I don't know if that's worth fretting over. Hasn't been caused any problem that I'm aware of. Just throwing out whatever I can that might be suspicious.
Comment 3 Gregg Casillo 2005-01-20 14:34:01 UTC
Now I very much feel this is related to Samba. I just started the Samba service on the machine that encoded some files last night. The share mounted, and I attempted to copy some file to my laptop across the network. I got a couple files, but then the machine froze. Went to the physical machine itself and attempted to login: it was locked up tight.

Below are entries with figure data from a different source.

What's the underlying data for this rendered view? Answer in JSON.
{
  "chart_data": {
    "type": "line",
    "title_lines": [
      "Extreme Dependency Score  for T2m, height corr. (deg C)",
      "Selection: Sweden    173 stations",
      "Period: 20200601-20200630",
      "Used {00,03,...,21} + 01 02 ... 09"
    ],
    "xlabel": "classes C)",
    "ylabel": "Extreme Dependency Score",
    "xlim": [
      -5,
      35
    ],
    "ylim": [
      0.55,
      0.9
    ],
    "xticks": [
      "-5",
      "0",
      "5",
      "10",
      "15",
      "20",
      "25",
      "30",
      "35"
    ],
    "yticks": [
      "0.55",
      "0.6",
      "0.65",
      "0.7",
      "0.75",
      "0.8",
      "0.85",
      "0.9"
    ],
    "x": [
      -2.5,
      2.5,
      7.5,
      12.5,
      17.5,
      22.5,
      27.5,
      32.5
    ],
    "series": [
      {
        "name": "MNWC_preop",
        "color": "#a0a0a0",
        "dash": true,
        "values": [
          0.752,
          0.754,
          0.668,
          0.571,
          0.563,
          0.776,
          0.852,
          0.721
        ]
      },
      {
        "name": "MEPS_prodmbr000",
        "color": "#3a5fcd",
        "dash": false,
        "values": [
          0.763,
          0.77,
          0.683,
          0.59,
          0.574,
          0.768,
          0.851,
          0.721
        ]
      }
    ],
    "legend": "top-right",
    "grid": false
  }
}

I'm going to stop Samba services on each of my encoders and see if I can make it through the weekend. If I can, then I'm going to point the finger at Samba. I have had version 3.0.9-r1 installed, and I recently updated to 3.0.10 on most if not all of them. This problem has spanned installation of both versions for me.
Comment 4 Gregg Casillo 2005-01-20 16:26:40 UTC
It just occurred to me that I didn't supply the link to the forums thread:
http://forums.gentoo.org/viewtopic.php?t=282362
Comment 5 Gregg Casillo 2005-01-25 17:57:12 UTC
Alright, I restarted Samba services on my MPEG encoders after making a change to FlipFactory. I was using regular "Network Folder" monitor as opposed to "Network Folder (Samba)." In short, FF is now using Samba protocols to access my shares instead of regular Windows networking (I think). No drive failures in two days now.

This would appear to be a FlipFactory/Samba bug, not something in Gentoo Linux. I should have used the Samba related monitor instead of the vanilla network folder monitor.
Comment 6 Daniel Drake (RETIRED) gentoo-dev 2005-01-28 03:52:43 UTC
Please report this to the relevant upstream developers.